86-letni Amerykanin Peter Doelger dorobił się na własnej firmie, a po jej sprzedaży na działalności inwestycyjnej. Jednak ostatnie inwestycje zarządzane przez bank JPMorgan przyniosły mu tak wielkie straty, że musiał pozbyć się luksusowych nieruchomości w Bostonie, Palm Beach oraz Paryżu i zamieszkać z rodziną.
- Mieliśmy do nich 100-procentowe zaufanie. Nie oczekiwaliśmy, że zarobią dla nas fortunę, a że ich wyniki pozwolą nam co najmniej na wygodne życie – mówiła w rozmowie z Bloombergiem żona Doelgera Yoon Doelger.
Miał omamy, a JPMorgan traktował go jak zaawansowanego inwestora
Jednak straty kapitałowe, opłaty na rzecz banku i odsetki od kredytów sprawiły, że po pięciu latach współpracy z JPMorganem z jego wartego 50 mln dol. majątku zostało ledwie 1,5 mln dol. 86-latek był traktowany przez bank jak zaawansowany inwestor, ponieważ podpisał „list dla dużego chłopca”. W żargonie bankowców inwestycyjnych tak właśnie określa się oświadczenie, że ma się odpowiednią wiedzę, aby podejmować wysokie ryzyko, stosując skomplikowane strategie inwestycyjne.
Jednak już wtedy Doelger leczył się na demencję i teraz JPMorgan musi się tłumaczyć, dlaczego jego pracownicy zignorowali widoczne gołym okiem objawy jego choroby. Jak relacjonuje Bloomberg, były biznesmen cierpiał na zaniki pamięci i omamy – jednemu z lekarzy miał powiedzieć, że słyszy „kogoś mówiącego do niego z wewnątrz jego żołądka”.

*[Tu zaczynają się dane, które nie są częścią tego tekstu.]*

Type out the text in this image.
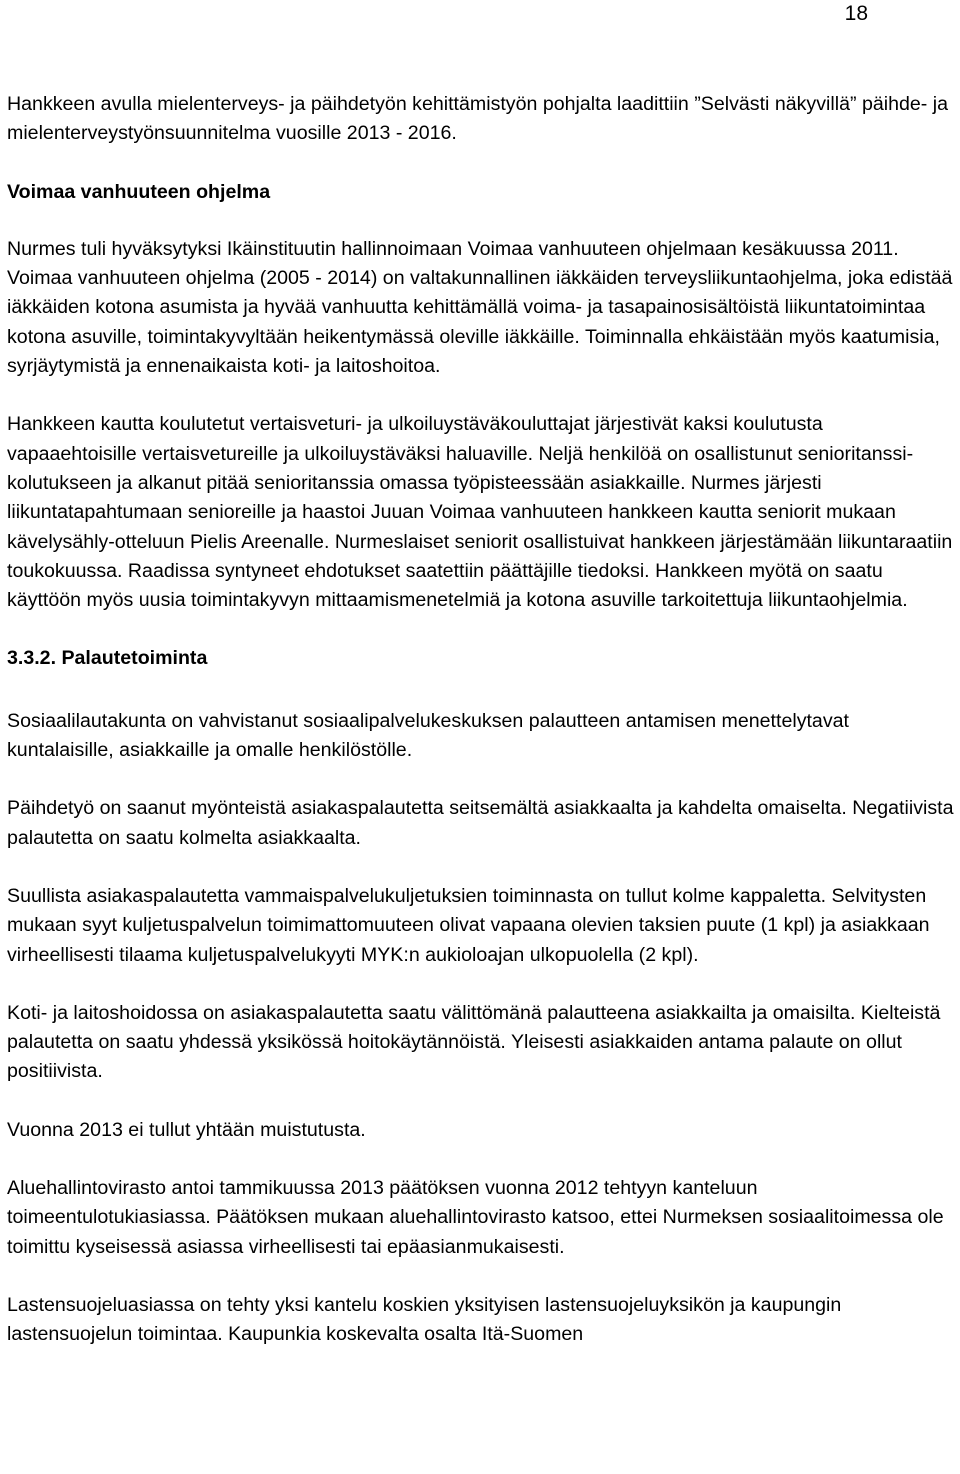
18

Hankkeen avulla mielenterveys- ja päihdetyön kehittämistyön pohjalta laadittiin ”Selvästi näkyvillä” päihde- ja mielenterveystyönsuunnitelma vuosille 2013 - 2016.

Voimaa vanhuuteen ohjelma

Nurmes tuli hyväksytyksi Ikäinstituutin hallinnoimaan Voimaa vanhuuteen ohjelmaan kesäkuussa 2011. Voimaa vanhuuteen ohjelma (2005 - 2014) on valtakunnallinen iäkkäiden terveysliikuntaohjelma, joka edistää iäkkäiden kotona asumista ja hyvää vanhuutta kehittämällä voima- ja tasapainosisältöistä liikuntatoimintaa kotona asuville, toimintakyvyltään heikentymässä oleville iäkkäille. Toiminnalla ehkäistään myös kaatumisia, syrjäytymistä ja ennenaikaista koti- ja laitoshoitoa.

Hankkeen kautta koulutetut vertaisveturi- ja ulkoiluystäväkouluttajat järjestivät kaksi koulutusta vapaaehtoisille vertaisvetureille ja ulkoiluystäväksi haluaville. Neljä henkilöä on osallistunut senioritanssi-kolutukseen ja alkanut pitää senioritanssia omassa työpisteessään asiakkaille. Nurmes järjesti liikuntatapahtumaan senioreille ja haastoi Juuan Voimaa vanhuuteen hankkeen kautta seniorit mukaan kävelysähly-otteluun Pielis Areenalle. Nurmeslaiset seniorit osallistuivat hankkeen järjestämään liikuntaraatiin toukokuussa. Raadissa syntyneet ehdotukset saatettiin päättäjille tiedoksi. Hankkeen myötä on saatu käyttöön myös uusia toimintakyvyn mittaamismenetelmiä ja kotona asuville tarkoitettuja liikuntaohjelmia.

3.3.2. Palautetoiminta

Sosiaalilautakunta on vahvistanut sosiaalipalvelukeskuksen palautteen antamisen menettelytavat kuntalaisille, asiakkaille ja omalle henkilöstölle.

Päihdetyö on saanut myönteistä asiakaspalautetta seitsemältä asiakkaalta ja kahdelta omaiselta. Negatiivista palautetta on saatu kolmelta asiakkaalta.

Suullista asiakaspalautetta vammaispalvelukuljetuksien toiminnasta on tullut kolme kappaletta. Selvitysten mukaan syyt kuljetuspalvelun toimimattomuuteen olivat vapaana olevien taksien puute (1 kpl) ja asiakkaan virheellisesti tilaama kuljetuspalvelukyyti MYK:n aukioloajan ulkopuolella (2 kpl).

Koti- ja laitoshoidossa on asiakaspalautetta saatu välittömänä palautteena asiakkailta ja omaisilta. Kielteistä palautetta on saatu yhdessä yksikössä hoitokäytännöistä. Yleisesti asiakkaiden antama palaute on ollut positiivista.

Vuonna 2013 ei tullut yhtään muistutusta.

Aluehallintovirasto antoi tammikuussa 2013 päätöksen vuonna 2012 tehtyyn kanteluun toimeentulotukiasiassa. Päätöksen mukaan aluehallintovirasto katsoo, ettei Nurmeksen sosiaalitoimessa ole toimittu kyseisessä asiassa virheellisesti tai epäasianmukaisesti.

Lastensuojeluasiassa on tehty yksi kantelu koskien yksityisen lastensuojeluyksikön ja kaupungin lastensuojelun toimintaa. Kaupunkia koskevalta osalta Itä-Suomen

86-latek z demencją nie rozumiał porad bankowców z JPMorgana
Pracownicy JPMorgana przedstawiali Doelgerowi optymistyczne prognozy odnośnie skomplikowanych instrumentów MLP, które nigdy się nie sprawdziły. Dzięki statusowi zaawansowanego inwestora 86-latek miał możliwość lokować w tych charakteryzujących się wysokim ryzykiem inwestycjach ogromną większość swojego kapitału, nawet nie rozumiejąc bankowców, którzy przedstawiali mu ich wyniki.